日本対ブラジル(2)

      2012/10/23

前半戦の模様をまだ見ていない方は日本対ブラジル(1)をご覧ください

後半戦スタート

前半戦を終えてスコアは2-0

後半のスタート時に中村憲に代えて乾が入り、内田に代えて酒井が投入された。

スタートしてまもなくの3分ブラジルのコーナーキック。
オスカルのキックはファーサイドに高いボールを入れた。

ディフェンスがギリギリ届かない位置にネイマールがいて、胸トラップからシュート。
これが吉田の足に当たりコースが変わりゴール。
開始早々に、さらに引き離された。

日本も5分にコーナーキックをショートで繋ぎ、最後は香川がゴール中央からシュートを放った。これはキーパーは反応できなかったが、枠を捉えられなかった。

16分にはビックチャンス。
遠藤から香川に渡り、香川が走りこんでいた本田にスルーパス。
本田がエリア内で倒されたが、ノーホイッスル。
前半PKをブラジルに与えていたため、ここは笛があるかと思ったが、審判はファールはなしと判定。しかし、展開は素晴らしかった。

21分にブラジルはネイマールのクロスを中央に走りこんでいたラミレスが押し込みゴールネットを揺らすが、ボールがラインを割っていたとの判定でノーゴール。
これはとても微妙な裁定。カメラの角度があまりよくなく分かりにくかったが、個人的には出てなかったように思える。
日本は助かった形だった。

トドメの一撃

31分に吉田のパスを、本日絶好調のパウリーニョがカットして、中央のネイマールへ。
ネイマールが左サイドを走っていたカカにスルーパス。
これをカカが、ドリブル持ち込み落ち着いてゴール右隅に流し込んで4点目。

そして試合はこのまま4-0で終了。
結果的にはブラジルの圧勝で終わった。
これでブラジルは、アジア勢相手の3戦で中国8-0、イラク6-0、日本4-0と全て圧勝で下した。

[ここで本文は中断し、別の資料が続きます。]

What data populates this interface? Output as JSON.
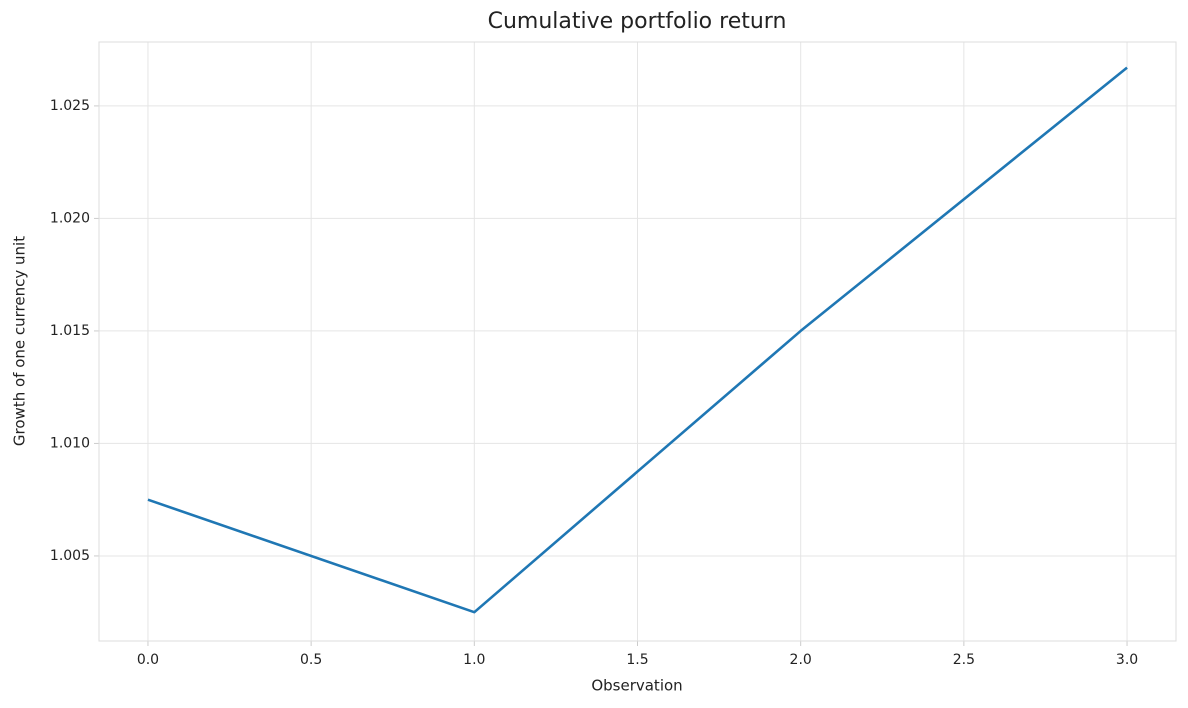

格下相手では、確実に結果を残すあたり抜かりがない。3戦で18点!凄い攻撃力だと改めて感じさせられた。

この試合を通しての感想

この試合を見ていて1番の感想は、やはりどこかで1対1の勝負をして、相手の守備を崩さなくては決定的なチャンスは訪れないということ。

ショートパスの精度は上がり、回せるがその間に守備陣に万全の形を作られてしまう。今回のスタメンでは、勝負する場面があまりにも少なかった。無理な勝負をするのではなく、間隔や間合いがいい時は、積極的に挑むべきだ。直ぐに安全なパスを選択してしまう。

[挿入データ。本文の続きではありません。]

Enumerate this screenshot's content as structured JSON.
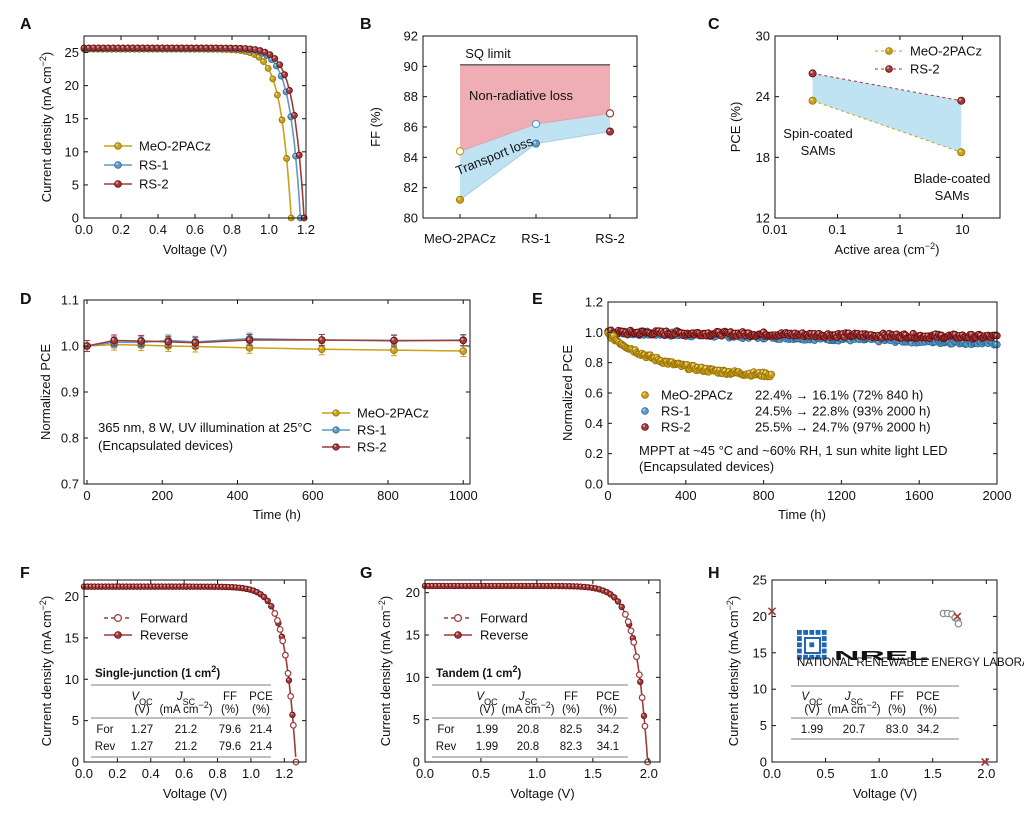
{
  "colors": {
    "meo": "#C9A21A",
    "rs1": "#5B9BC8",
    "rs2": "#9E3B3B",
    "pink_fill": "#EFAEB6",
    "blue_fill": "#BFE3F3",
    "axis": "#111111"
  },
  "panels": {
    "A": {
      "letter": "A",
      "xlabel": "Voltage (V)",
      "ylabel_main": "Current density (mA cm",
      "ylabel_sup": "−2",
      "ylabel_end": ")",
      "xticks": [
        "0.0",
        "0.2",
        "0.4",
        "0.6",
        "0.8",
        "1.0",
        "1.2"
      ],
      "yticks": [
        "0",
        "5",
        "10",
        "15",
        "20",
        "25"
      ],
      "legend": [
        "MeO-2PACz",
        "RS-1",
        "RS-2"
      ]
    },
    "B": {
      "letter": "B",
      "ylabel": "FF (%)",
      "yticks": [
        "80",
        "82",
        "84",
        "86",
        "88",
        "90",
        "92"
      ],
      "xticks": [
        "MeO-2PACz",
        "RS-1",
        "RS-2"
      ],
      "sq_label": "SQ limit",
      "nonrad_label": "Non-radiative loss",
      "transport_label": "Transport loss"
    },
    "C": {
      "letter": "C",
      "xlabel_main": "Active area (cm",
      "xlabel_sup": "−2",
      "xlabel_end": ")",
      "ylabel": "PCE (%)",
      "xticks": [
        "0.01",
        "0.1",
        "1",
        "10"
      ],
      "yticks": [
        "12",
        "18",
        "24",
        "30"
      ],
      "legend": [
        "MeO-2PACz",
        "RS-2"
      ],
      "spin_label_1": "Spin-coated",
      "spin_label_2": "SAMs",
      "blade_label_1": "Blade-coated",
      "blade_label_2": "SAMs"
    },
    "D": {
      "letter": "D",
      "xlabel": "Time (h)",
      "ylabel": "Normalized PCE",
      "xticks": [
        "0",
        "200",
        "400",
        "600",
        "800",
        "1000"
      ],
      "yticks": [
        "0.7",
        "0.8",
        "0.9",
        "1.0",
        "1.1"
      ],
      "legend": [
        "MeO-2PACz",
        "RS-1",
        "RS-2"
      ],
      "note_1": "365 nm, 8 W, UV illumination at 25°C",
      "note_2": "(Encapsulated devices)"
    },
    "E": {
      "letter": "E",
      "xlabel": "Time (h)",
      "ylabel": "Normalized PCE",
      "xticks": [
        "0",
        "400",
        "800",
        "1200",
        "1600",
        "2000"
      ],
      "yticks": [
        "0.0",
        "0.2",
        "0.4",
        "0.6",
        "0.8",
        "1.0",
        "1.2"
      ],
      "legend": [
        {
          "name": "MeO-2PACz",
          "desc": "22.4% → 16.1% (72% 840 h)"
        },
        {
          "name": "RS-1",
          "desc": "24.5% → 22.8% (93% 2000 h)"
        },
        {
          "name": "RS-2",
          "desc": "25.5% → 24.7% (97% 2000 h)"
        }
      ],
      "note_1": "MPPT at ~45 °C and ~60% RH, 1 sun white light LED",
      "note_2": "(Encapsulated devices)"
    },
    "F": {
      "letter": "F",
      "xlabel": "Voltage (V)",
      "ylabel_main": "Current density (mA cm",
      "ylabel_sup": "−2",
      "ylabel_end": ")",
      "xticks": [
        "0.0",
        "0.2",
        "0.4",
        "0.6",
        "0.8",
        "1.0",
        "1.2"
      ],
      "yticks": [
        "0",
        "5",
        "10",
        "15",
        "20"
      ],
      "legend": [
        "Forward",
        "Reverse"
      ],
      "table_title": "Single-junction  (1 cm",
      "table_title_sup": "2",
      "table_title_end": ")",
      "table_header_1": [
        "",
        "V",
        "J",
        "FF",
        "PCE"
      ],
      "table_header_sub": [
        "",
        "OC",
        "SC",
        "",
        ""
      ],
      "table_header_2": [
        "",
        "(V)",
        "(mA cm",
        "(%)",
        "(%)"
      ],
      "table_rows": [
        [
          "For",
          "1.27",
          "21.2",
          "79.6",
          "21.4"
        ],
        [
          "Rev",
          "1.27",
          "21.2",
          "79.6",
          "21.4"
        ]
      ]
    },
    "G": {
      "letter": "G",
      "xlabel": "Voltage (V)",
      "ylabel_main": "Current density (mA cm",
      "ylabel_sup": "−2",
      "ylabel_end": ")",
      "xticks": [
        "0.0",
        "0.5",
        "1.0",
        "1.5",
        "2.0"
      ],
      "yticks": [
        "0",
        "5",
        "10",
        "15",
        "20"
      ],
      "legend": [
        "Forward",
        "Reverse"
      ],
      "table_title": "Tandem  (1 cm",
      "table_title_sup": "2",
      "table_title_end": ")",
      "table_header_1": [
        "",
        "V",
        "J",
        "FF",
        "PCE"
      ],
      "table_header_sub": [
        "",
        "OC",
        "SC",
        "",
        ""
      ],
      "table_header_2": [
        "",
        "(V)",
        "(mA cm",
        "(%)",
        "(%)"
      ],
      "table_rows": [
        [
          "For",
          "1.99",
          "20.8",
          "82.5",
          "34.2"
        ],
        [
          "Rev",
          "1.99",
          "20.8",
          "82.3",
          "34.1"
        ]
      ]
    },
    "H": {
      "letter": "H",
      "xlabel": "Voltage (V)",
      "ylabel_main": "Current density (mA cm",
      "ylabel_sup": "−2",
      "ylabel_end": ")",
      "xticks": [
        "0.0",
        "0.5",
        "1.0",
        "1.5",
        "2.0"
      ],
      "yticks": [
        "0",
        "5",
        "10",
        "15",
        "20",
        "25"
      ],
      "logo_text": "NREL",
      "logo_subtitle": "NATIONAL RENEWABLE ENERGY LABORATORY",
      "table_header_1": [
        "V",
        "J",
        "FF",
        "PCE"
      ],
      "table_header_sub": [
        "OC",
        "SC",
        "",
        ""
      ],
      "table_header_2": [
        "(V)",
        "(mA cm",
        "(%)",
        "(%)"
      ],
      "table_rows": [
        [
          "1.99",
          "20.7",
          "83.0",
          "34.2"
        ]
      ]
    }
  },
  "chart_data": [
    {
      "panel": "A",
      "type": "line",
      "xlabel": "Voltage (V)",
      "ylabel": "Current density (mA cm−2)",
      "xlim": [
        0,
        1.2
      ],
      "ylim": [
        0,
        27.5
      ],
      "series": [
        {
          "name": "MeO-2PACz",
          "jsc": 25.5,
          "voc": 1.12
        },
        {
          "name": "RS-1",
          "jsc": 25.6,
          "voc": 1.17
        },
        {
          "name": "RS-2",
          "jsc": 25.7,
          "voc": 1.19
        }
      ]
    },
    {
      "panel": "B",
      "type": "line",
      "categories": [
        "MeO-2PACz",
        "RS-1",
        "RS-2"
      ],
      "ylim": [
        80,
        92
      ],
      "ylabel": "FF (%)",
      "sq_limit": 90.1,
      "series": [
        {
          "name": "Upper (hollow)",
          "values": [
            84.4,
            86.2,
            86.9
          ]
        },
        {
          "name": "Measured",
          "values": [
            81.2,
            84.9,
            85.7
          ]
        }
      ]
    },
    {
      "panel": "C",
      "type": "scatter",
      "xscale": "log",
      "xlim": [
        0.01,
        40
      ],
      "ylim": [
        12,
        30
      ],
      "xlabel": "Active area (cm−2)",
      "ylabel": "PCE (%)",
      "series": [
        {
          "name": "MeO-2PACz",
          "x": [
            0.04,
            9.6
          ],
          "y": [
            23.6,
            18.5
          ]
        },
        {
          "name": "RS-2",
          "x": [
            0.04,
            9.6
          ],
          "y": [
            26.3,
            23.6
          ]
        }
      ]
    },
    {
      "panel": "D",
      "type": "line",
      "xlim": [
        0,
        1000
      ],
      "ylim": [
        0.7,
        1.1
      ],
      "xlabel": "Time (h)",
      "ylabel": "Normalized PCE",
      "x": [
        0,
        72,
        144,
        216,
        288,
        432,
        624,
        816,
        1000
      ],
      "series": [
        {
          "name": "MeO-2PACz",
          "values": [
            1.0,
            1.003,
            1.002,
            1.0,
            0.999,
            0.996,
            0.993,
            0.991,
            0.989
          ],
          "err": [
            0.012,
            0.012,
            0.012,
            0.012,
            0.012,
            0.012,
            0.012,
            0.012,
            0.012
          ]
        },
        {
          "name": "RS-1",
          "values": [
            1.0,
            1.008,
            1.008,
            1.012,
            1.009,
            1.016,
            1.013,
            1.011,
            1.013
          ],
          "err": [
            0.012,
            0.012,
            0.012,
            0.012,
            0.012,
            0.012,
            0.012,
            0.012,
            0.012
          ]
        },
        {
          "name": "RS-2",
          "values": [
            1.0,
            1.012,
            1.011,
            1.009,
            1.007,
            1.013,
            1.013,
            1.012,
            1.012
          ],
          "err": [
            0.012,
            0.012,
            0.012,
            0.012,
            0.012,
            0.012,
            0.012,
            0.012,
            0.012
          ]
        }
      ]
    },
    {
      "panel": "E",
      "type": "scatter",
      "xlim": [
        0,
        2000
      ],
      "ylim": [
        0,
        1.2
      ],
      "xlabel": "Time (h)",
      "ylabel": "Normalized PCE",
      "series": [
        {
          "name": "MeO-2PACz",
          "t_end": 840,
          "start": 0.99,
          "end": 0.72
        },
        {
          "name": "RS-1",
          "t_end": 2000,
          "start": 1.0,
          "end": 0.93
        },
        {
          "name": "RS-2",
          "t_end": 2000,
          "start": 1.0,
          "end": 0.97
        }
      ]
    },
    {
      "panel": "F",
      "type": "line",
      "xlim": [
        0,
        1.33
      ],
      "ylim": [
        0,
        22
      ],
      "series": [
        {
          "name": "Forward",
          "jsc": 21.2,
          "voc": 1.27
        },
        {
          "name": "Reverse",
          "jsc": 21.2,
          "voc": 1.27
        }
      ]
    },
    {
      "panel": "G",
      "type": "line",
      "xlim": [
        0,
        2.1
      ],
      "ylim": [
        0,
        21.5
      ],
      "series": [
        {
          "name": "Forward",
          "jsc": 20.8,
          "voc": 1.99
        },
        {
          "name": "Reverse",
          "jsc": 20.8,
          "voc": 1.99
        }
      ]
    },
    {
      "panel": "H",
      "type": "scatter",
      "xlim": [
        0,
        2.1
      ],
      "ylim": [
        0,
        25
      ],
      "series": [
        {
          "name": "Cross markers",
          "x": [
            0.0,
            1.73,
            1.99
          ],
          "y": [
            20.7,
            20.0,
            0.0
          ]
        },
        {
          "name": "Hollow markers",
          "x": [
            1.6,
            1.64,
            1.68,
            1.71,
            1.74
          ],
          "y": [
            20.4,
            20.4,
            20.3,
            19.8,
            19.0
          ]
        }
      ]
    }
  ]
}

勝負をしないから、相手はパスカットに比重を置き、カットされる可能性を高めてしまう。ドリブルの仕掛けがあれば、相手は後手を踏み、パスも通りやすくなる。
この先のステージを考えると、宇佐美や宮市のような、仕掛けるドリブラーの成長が必要になるかもしれない。

清武はもう少し積極的に行くかと思ったが、パスの選択肢があまりにも多すぎた。中村憲も同じタイプで、パス主体なので、ドリブルが得意な選手を入れて、いろいろなバリエーションを持ったスタメンを組むのもありだと思う。

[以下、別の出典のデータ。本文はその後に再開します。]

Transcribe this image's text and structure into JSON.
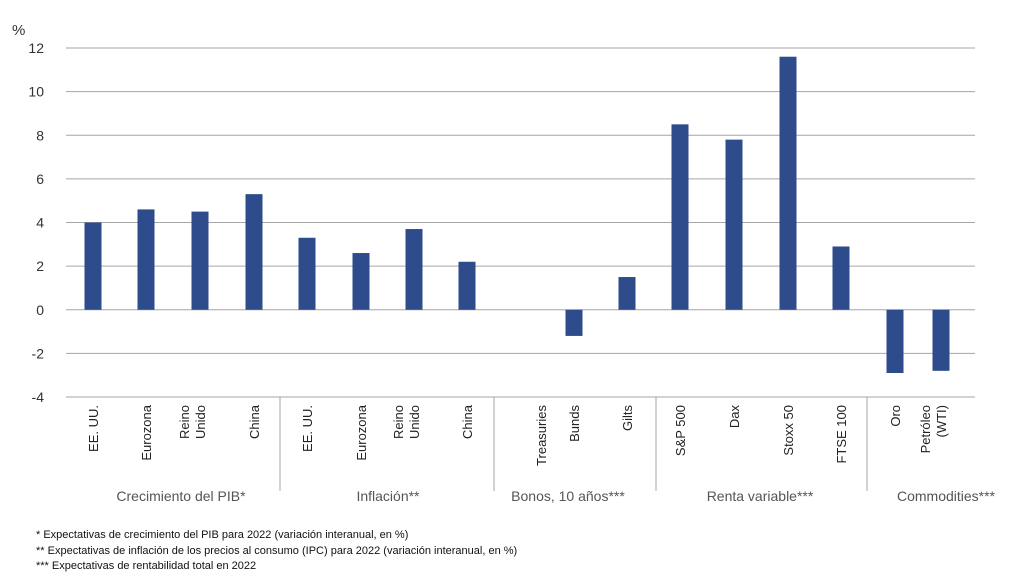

スペインも同じようなサッカーをするが(レベルは違うけど)、パスの正確性とプレッシャーを受けた時でも落ち着いてさばけるフィジカルと技術があるため、高い位置でもボールをキープできるし、ペドロやイニエスタのように、ドリブル突破もできる選手もいる。
またサイドバックの攻撃参加が凄く、縦の突破も果敢に狙ってくる。
そのため、ピッチを広く使えるので、ディフェンスラインにスペースもできる。

今回負けはしたが、内容的には勝ったフランス戦より、かなりよかった気がする。
全く点が入りそうな気がしないとは思わなかったし、防げる可能性のあった失点もあった。
逆にもっと大量失点の可能性もあったが、個人的には、2~3点差が今の実力の差ではないかと思っている。

ホームでいくら強い相手とやっていい勝負してもあまり成長に繋がっているとは思えない。
今回のようにアウェーや他国で強い相手にどこまでやれるか、厳しい環境に慣れることも大変重要になってくると思う。

W杯本番で、ブラジルと再戦して成長した所をみせてもらいたいものだ。